MTCP: Post Correction Persistence by Benchmark for Frontier LLMs

Project summary

MTCP (Multi-Turn Constraint Persistence) is the only benchmark measuring whether AI models maintain behavioural constraints after being explicitly corrected mid-conversation. Standard benchmarks test single-turn compliance. MTCP tests whether correction persists across structured multi-turn interactions.

181,448 evaluations across 32 production models from 14 providers. No model achieves Grade A (90% threshold). Best performer scores 88.7%. GPT-4o scores 16.2 percentage points below GPT-4o-mini. Safety-tuned models cluster at 66-68% with under 1pp variance across all temperature settings, consistent with training-level constraint suppression rather than stochastic drift. Control probes reveal universal degradation across all models, scores collapsing to a 10-57.5% band. DeepSeek-R1 is the sole exception at 5pp degradation.

532 unique probes (500 primary, 20 concealed control, 12 extended) across five evaluation vectors: Negative Constraint Adherence (NCA), Structural Format Compliance (SFC), Information Density and Length (IDL), Contextual Grounding (CG), and Multilingual Consistency (LANG).

Three papers published: empirical benchmark (Paper I), theoretical framework introducing the Veterance (Ve) persistence metric and Identity-Gate Satiation theory (Paper II), and a regulatory audit methodology mapped to EU AI Act Articles 9, 13, and 61 (Paper III).

Live platform: mtcp.live

Published research: DOI 10.17605/OSF.IO/DXGK5

Full dataset: aa8899/mtcp-boundary-500 (181,448 records, CC BY 4.0)

What are this project's goals? How will you achieve them?

1. Multi pass evaluation: Run each probe multiple times per model to reduce variance and produce statistically rigorous confidence intervals.

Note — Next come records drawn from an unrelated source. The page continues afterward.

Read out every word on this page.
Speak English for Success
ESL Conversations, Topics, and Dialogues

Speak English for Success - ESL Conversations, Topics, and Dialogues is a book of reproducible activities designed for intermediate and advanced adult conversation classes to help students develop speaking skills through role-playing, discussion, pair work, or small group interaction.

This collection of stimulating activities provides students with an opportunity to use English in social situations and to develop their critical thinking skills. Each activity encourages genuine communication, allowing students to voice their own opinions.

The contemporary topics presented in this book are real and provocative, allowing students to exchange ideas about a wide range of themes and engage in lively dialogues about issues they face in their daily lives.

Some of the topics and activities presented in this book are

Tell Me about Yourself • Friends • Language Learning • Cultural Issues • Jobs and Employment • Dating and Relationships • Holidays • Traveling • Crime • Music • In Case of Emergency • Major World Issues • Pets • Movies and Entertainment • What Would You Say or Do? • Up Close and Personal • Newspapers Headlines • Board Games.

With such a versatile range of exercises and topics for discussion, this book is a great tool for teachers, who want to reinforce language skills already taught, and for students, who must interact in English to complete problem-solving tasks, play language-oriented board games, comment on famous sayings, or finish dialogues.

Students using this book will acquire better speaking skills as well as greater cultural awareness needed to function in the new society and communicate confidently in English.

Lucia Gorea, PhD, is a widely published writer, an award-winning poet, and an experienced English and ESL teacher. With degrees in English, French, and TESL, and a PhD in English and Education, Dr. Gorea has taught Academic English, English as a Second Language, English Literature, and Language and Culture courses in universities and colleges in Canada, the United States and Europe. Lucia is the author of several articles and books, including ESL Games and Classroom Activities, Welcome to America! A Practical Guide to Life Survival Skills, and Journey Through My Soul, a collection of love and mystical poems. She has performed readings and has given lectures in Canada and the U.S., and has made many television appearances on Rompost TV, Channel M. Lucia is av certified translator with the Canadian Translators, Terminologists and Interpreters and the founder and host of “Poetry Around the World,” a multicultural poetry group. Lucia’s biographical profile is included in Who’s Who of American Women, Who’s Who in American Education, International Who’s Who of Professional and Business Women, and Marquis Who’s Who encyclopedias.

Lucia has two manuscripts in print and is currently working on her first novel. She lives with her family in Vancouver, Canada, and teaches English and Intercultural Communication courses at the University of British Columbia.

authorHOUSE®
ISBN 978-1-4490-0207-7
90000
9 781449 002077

Currently all results are single pass. This is the highest priority methodological improvement.

2. Expand probe coverage: Scale from 200 to 500 probes, improving statistical power per evaluation vector and enabling finer grained failure mode analysis.

3. Demographic consistency vector: Develop a sixth evaluation vector testing whether post correction reliability varies across demographic groups. Directly relevant to EU AI Act non discrimination requirements.

4. Automated fresh probe generation: Build a pipeline that generates novel, structurally distinct probes for each evaluation cycle, addressing the benchmark contamination limitation at scale.

5. Independent validation: Fund researcher access to the platform for independent replication and critique of results.

How will this funding be used?

70% — Researcher stipend (12 months full-time work on goals above)

12% — API compute costs (multi-pass evaluation across 32+ models at 4 temperatures requires significant API spend)

8% — Infrastructure (hosting, database, platform maintenance)

5% — Travel (conferences, validation meetings, regulatory engagement)

5% — Contingency

Who is on your team? What's your track record on similar projects?

A. Abby independent AI safety researcher and sole developer. Built the entire MTCP platform, methodology, and evaluation infrastructure from scratch over 12+ months.

Track record on this project:

- 181,448 evaluations completed across 33 production models from 14providers

- Three published research papers (OSF, SSRN)

- Live production platform at mtcp.live with public leaderboard, evidence packs, and SHA-256 signed audit trails

- Proprietary probe dataset (200 main + 20 control probes)

- Custom constraint detection engine

- Provider-agnostic API integration across xAI, OpenAI, Anthropic, Google, AWS Bedrock, Cohere, Mistral, Cerebras, DeepSeek, OpenRouter, Fireworks, NVIDIA NIM, and Groq

- Successfully identified novel findings including the GPT-4o performance regression and universal control probe degradation pattern

What are the most likely causes and outcomes if this project fails?

Most likely failure mode: inability to convert research into adoption. The benchmark methodology is sound and the empirical findings are robust, but without institutional validation or enterprise adoption, the work remains an independent research contribution rather than a deployed assurance tool.

Secondary failure mode: benchmark contamination. If probe structures become known to model providers, primary scores may become unreliable. This is partially mitigated by the control probe methodology but would require continuous fresh probe generation to address fully.

If the project fails, the published research and dataset remain as a public contribution to AI safety evaluation methodology. The three papers, DOI, and 181,448 evaluation dataset are permanently archived and available for other researchers to build upon.

How much money have you raised in the last 12 months, and from where?

£0. This project has been entirely self-funded. Two grant applications are currently pending: one with the Long-Term Future Fund (EA Funds) and one with the Foresight Institute. No funding has been received to date.